質問主意書

第186回国会(常会)

答弁書


答弁書第八五号

内閣参質一八六第八五号
  平成二十六年五月十三日
内閣総理大臣 安倍 晋三   


       参議院議長 山崎 正昭 殿

参議院議員藤末健三君提出防衛装備移転三原則に関する質問に対し、別紙答弁書を送付する。
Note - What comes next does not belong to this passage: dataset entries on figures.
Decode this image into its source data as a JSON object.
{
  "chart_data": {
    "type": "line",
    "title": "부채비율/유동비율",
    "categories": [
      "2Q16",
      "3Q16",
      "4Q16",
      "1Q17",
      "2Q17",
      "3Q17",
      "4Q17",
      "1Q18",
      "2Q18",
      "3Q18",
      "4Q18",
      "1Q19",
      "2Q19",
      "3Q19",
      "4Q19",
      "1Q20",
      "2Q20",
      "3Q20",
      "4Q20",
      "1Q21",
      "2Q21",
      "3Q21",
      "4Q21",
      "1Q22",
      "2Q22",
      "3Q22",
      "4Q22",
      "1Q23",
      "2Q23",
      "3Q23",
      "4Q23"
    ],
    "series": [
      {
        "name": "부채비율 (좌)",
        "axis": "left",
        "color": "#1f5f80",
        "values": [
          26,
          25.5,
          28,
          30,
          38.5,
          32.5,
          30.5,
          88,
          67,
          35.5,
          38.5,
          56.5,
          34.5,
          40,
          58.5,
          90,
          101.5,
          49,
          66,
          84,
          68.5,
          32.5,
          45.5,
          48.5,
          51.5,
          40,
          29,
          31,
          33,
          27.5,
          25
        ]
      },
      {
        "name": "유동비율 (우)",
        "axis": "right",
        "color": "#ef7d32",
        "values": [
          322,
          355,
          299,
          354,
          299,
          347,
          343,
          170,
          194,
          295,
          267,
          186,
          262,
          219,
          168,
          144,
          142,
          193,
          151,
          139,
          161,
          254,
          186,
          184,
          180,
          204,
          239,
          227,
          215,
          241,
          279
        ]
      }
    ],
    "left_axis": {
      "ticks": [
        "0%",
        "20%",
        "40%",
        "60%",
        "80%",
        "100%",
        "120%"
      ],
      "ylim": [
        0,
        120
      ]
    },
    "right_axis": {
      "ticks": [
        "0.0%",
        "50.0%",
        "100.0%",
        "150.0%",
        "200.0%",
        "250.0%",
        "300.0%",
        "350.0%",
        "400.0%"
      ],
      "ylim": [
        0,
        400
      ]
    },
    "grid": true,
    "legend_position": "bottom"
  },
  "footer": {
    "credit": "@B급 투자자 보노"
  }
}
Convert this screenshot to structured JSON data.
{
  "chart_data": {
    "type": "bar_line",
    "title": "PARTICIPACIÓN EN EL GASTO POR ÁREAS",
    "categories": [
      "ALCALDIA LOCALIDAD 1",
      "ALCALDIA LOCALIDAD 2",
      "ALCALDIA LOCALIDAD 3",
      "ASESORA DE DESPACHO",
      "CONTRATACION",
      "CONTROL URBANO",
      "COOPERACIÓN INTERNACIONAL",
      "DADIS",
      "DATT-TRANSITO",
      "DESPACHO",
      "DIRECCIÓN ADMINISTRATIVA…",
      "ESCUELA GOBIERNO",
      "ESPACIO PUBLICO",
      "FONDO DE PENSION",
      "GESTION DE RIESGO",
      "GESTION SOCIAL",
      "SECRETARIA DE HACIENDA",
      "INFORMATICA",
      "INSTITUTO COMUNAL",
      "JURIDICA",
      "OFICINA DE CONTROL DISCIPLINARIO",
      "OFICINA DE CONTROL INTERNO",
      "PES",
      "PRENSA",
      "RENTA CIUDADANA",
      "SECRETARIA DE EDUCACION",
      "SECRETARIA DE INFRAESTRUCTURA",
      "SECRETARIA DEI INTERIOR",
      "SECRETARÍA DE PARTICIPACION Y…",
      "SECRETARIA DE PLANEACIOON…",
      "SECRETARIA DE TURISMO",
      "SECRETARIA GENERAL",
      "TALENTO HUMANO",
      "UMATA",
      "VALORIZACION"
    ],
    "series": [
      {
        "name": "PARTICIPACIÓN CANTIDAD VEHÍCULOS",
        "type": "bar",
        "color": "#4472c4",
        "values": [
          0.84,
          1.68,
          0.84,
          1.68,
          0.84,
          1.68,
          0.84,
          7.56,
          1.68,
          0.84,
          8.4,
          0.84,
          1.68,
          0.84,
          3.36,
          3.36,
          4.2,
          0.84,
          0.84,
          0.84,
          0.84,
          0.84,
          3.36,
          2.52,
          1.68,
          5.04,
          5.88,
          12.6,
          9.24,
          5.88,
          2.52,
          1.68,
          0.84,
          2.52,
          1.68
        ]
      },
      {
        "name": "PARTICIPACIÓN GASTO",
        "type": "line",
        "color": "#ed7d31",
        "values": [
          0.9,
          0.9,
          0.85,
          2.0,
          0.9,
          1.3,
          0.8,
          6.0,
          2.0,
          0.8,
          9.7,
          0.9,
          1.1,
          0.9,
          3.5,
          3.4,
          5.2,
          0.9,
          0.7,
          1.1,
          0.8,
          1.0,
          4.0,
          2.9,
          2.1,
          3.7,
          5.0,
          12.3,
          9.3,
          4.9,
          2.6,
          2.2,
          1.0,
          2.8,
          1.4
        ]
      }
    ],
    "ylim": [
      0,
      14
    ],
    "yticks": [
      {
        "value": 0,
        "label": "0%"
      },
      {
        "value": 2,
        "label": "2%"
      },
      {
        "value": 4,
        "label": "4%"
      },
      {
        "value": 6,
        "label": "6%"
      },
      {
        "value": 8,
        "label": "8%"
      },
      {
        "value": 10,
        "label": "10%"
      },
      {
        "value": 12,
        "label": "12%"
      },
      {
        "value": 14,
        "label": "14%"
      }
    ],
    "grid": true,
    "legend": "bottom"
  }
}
   参議院議員藤末健三君提出防衛装備移転三原則に関する質問に対する答弁書

一及び五について

 防衛装備の海外移転については、従来、武器輸出三原則等について、個別の必要性に応じて例外化措置を重ねてきたが、防衛装備移転三原則(平成二十六年四月一日閣議決定。以下「移転三原則」という。)は、従来の方針が果たしてきた役割に十分配意した上で、新たな安全保障環境に適合するよう、従来の例外化の経緯を踏まえ、包括的に整理し、明確な原則を定めたものであり、国際連合憲章(昭和三十一年条約第二十六号)を遵守するとの平和国家の基本理念及びこれまでの平和国家としての歩みを引き続き堅持することとしている。

二について

 御指摘の「そのおそれのある国」については、国際紛争に至るまでの経緯は様々であり、「おそれ」について明確に定義することは困難であることから、移転三原則のうち「一 移転を禁止する場合の明確化」の対象には含めないこととしたものである。
 お尋ねの北朝鮮及びシリア・アラブ共和国への防衛装備の移転については、「一 移転を禁止する場合の明確化」との関係では、当該移転が我が国の締結した条約その他の国際約束に基づく義務に違反する場合には認めないこととしており、また、現時点において、国際連合安全保障理事会の決議に基づく義務として北朝鮮への一定の武器等の移転が禁止されているところ、これに違反する場合にも認めないこととしている。

三について

 防衛装備移転三原則の運用指針(平成二十六年四月一日国家安全保障会議決定。以下「運用指針」という。)においては、防衛装備の海外移転に当たっては、同様の類型について過去に政府として海外移転を認め得るとの判断を行った実績がない案件については、国家安全保障会議幹事会(以下「幹事会」という。)における審議を経ることとしているところ、幹事会において、利用可能な情報に基づき、特に慎重な検討を要する案件であると総合的に判断した案件については、更に国家安全保障会議の審議を経ることとしている。
 また、同会議における審議を経て、海外移転を認めることとした案件については、その背景や目的を含め、概要の公開を図ることとしている。御指摘の年次報告書の具体的な内容については、今後検討してまいりたい。

四について

 お尋ねについては、運用指針において、「仕向先の管理体制の確認に当たっては、合理的である限りにおいて、政府又は移転する防衛装備の管理に責任を有する者等の誓約書等の文書による確認を実施することとする。そのほか、移転先の防衛装備の管理の実態、管理する組織の信頼性、移転先の国又は地域の輸出管理制度やその運用実態等についても、移転時点において利用可能な情報に基づいて確認するものとする。」としており、政府としては、運用指針に沿って、移転三原則上の紛争当事国に防衛装備が移転されること等がないよう、適正な管理を確保していく考えである。